In Show Me Yours, I'll Show You Mine, different PAPER editors share their not-so-guilty musical pleasures from the vaults of yesteryear. This week: a pair of criminally underrated deep album cuts by Jessica Simpson.
Show Me Yours:
Justin Moran: After Jessica Simpson's 2006 divorce to Nick Lachey, the newly single star delivered her last pop album before making a (less-than-desirable) pivot to country. A Public Affair was apparently inspired by Janet Jackson, according to Simpson, who tackled all her singing ballads "with an 'Earth Angel' type of approach." She also dropped a ton of playful, clubby bops, most famously the project's title track, which featured a star-studded music video that stayed on rotation for weeks in TRL's countdowns.
This was a time when producer Scott Storch was still a coveted collaborator, having worked with icons like 50 Cent ("Candy Shop"), Beyoncé ("Naughty Girl)" and Christina Aguilera ("Fighter"). He began dipping more into the pop market, notoriously through Paris Hilton's impeccable debut album, Paris, on highlights like "Turn You On" and "Turn It Up," which was released the same week as A Public Affair in late August, 2006. Storch's contribution to Simpson's project had sonic similarities to Hilton's, most noticeably on "Fired up" — a giant, bass-heavy club anthem that pits breathy, bedroom vocals against sexed-up 50 Cent-style production.

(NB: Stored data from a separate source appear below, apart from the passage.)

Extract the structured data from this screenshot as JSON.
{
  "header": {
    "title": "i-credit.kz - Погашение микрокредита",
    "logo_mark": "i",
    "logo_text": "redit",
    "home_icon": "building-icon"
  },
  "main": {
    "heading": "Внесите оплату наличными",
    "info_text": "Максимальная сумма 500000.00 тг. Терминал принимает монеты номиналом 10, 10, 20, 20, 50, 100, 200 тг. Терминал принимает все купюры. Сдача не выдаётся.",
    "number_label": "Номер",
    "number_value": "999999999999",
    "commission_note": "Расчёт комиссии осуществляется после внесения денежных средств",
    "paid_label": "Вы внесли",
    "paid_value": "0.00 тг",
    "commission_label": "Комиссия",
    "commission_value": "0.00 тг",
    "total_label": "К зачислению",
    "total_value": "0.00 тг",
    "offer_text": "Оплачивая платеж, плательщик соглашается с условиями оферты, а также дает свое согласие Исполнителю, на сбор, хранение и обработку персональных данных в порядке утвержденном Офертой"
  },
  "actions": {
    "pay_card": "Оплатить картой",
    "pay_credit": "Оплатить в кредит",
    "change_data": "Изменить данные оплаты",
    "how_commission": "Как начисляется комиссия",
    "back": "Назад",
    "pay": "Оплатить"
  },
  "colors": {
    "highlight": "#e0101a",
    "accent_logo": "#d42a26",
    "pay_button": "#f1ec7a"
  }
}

Throughout Simpson's career, she's largely existed as America's sweetheart, abiding by, and in many ways amplifying, her cultural position as a blonde, girl-next-door type. On "Fired Up," she slips into a completely different costume, lubing up her latex, downing a few too many tequila shots, and descending onto the dance floor. "Stone cold sober 'bout to get knocked out," Simpson slurs on the first verse. "Wanna party hard/ Wanna get real loud/ Girl over there damn near passed out." The chorus gets even hotter: "All the girls at the bar better get fired up," she chants, followed by a call-and-response, "Get fired up! Get fired up!"
The entire production has the trashy splendor of early 2000s Los Angeles, when A-list stars were spilling out of parties, dodging swarms of paparazzi and piling into expensive sports cars with a bizarre assemblage of celebrities they got drunk with that night. Grouped inside an album of other oddball tracks within Simpson's discography — "B.O.Y." and "You Spin Me Round (Like A Record") — "Fired Up" is, if anything, a fascinating study into the ways pop producers attempt to replicate success across completely different artists, from 50 Cent to Jessica Simpson.
I'll Show You Mine:
Michael Love Michael: We all know Jessica Simpson starred on MTV's Newlyweds, which chronicled her too-good-to-be-true, perfectly Christian marriage to 98 Degrees' Nick Lachey. But do you recall that, while also building her Macy's-friendly billion-dollar shoe empire, she was a singer? Some of you may not remember that she had several hit albums, so that's where we come in.
The sensual In This Skin, released in 2003 initially pre-Newlyweds success, was re-packaged for an America that had fallen in love with the bubbly blonde Texan on TV, and so, a re-released star was born! We're not here to talk about the head-over-heels acoustic-pop confessional "With You," the breathy, panting title track, or the drama of that soaring Robbie Williams cover, "Angels."
We are here to explore the merits of "Forbidden Fruit," which features a partially grunted vocal and glitchy, strip-club beat, because Britney, strange lyrics about wanting to taste "it," because pop-branded sexuality for impressionable teens, and dramatic fake strings and electric guitar stabs, because somehow that all spells "bad girl"?
For me personally it also spells gay agenda, because what's gayer than too much sex, vocal fry, and beats tailor-made for stripteases? Honestly if this came on in the club (and it should), I would find it a struggle to earnestly shake my ass, but as Jessica sings, in a demented baby coo that we also love, "I'm tempted to try."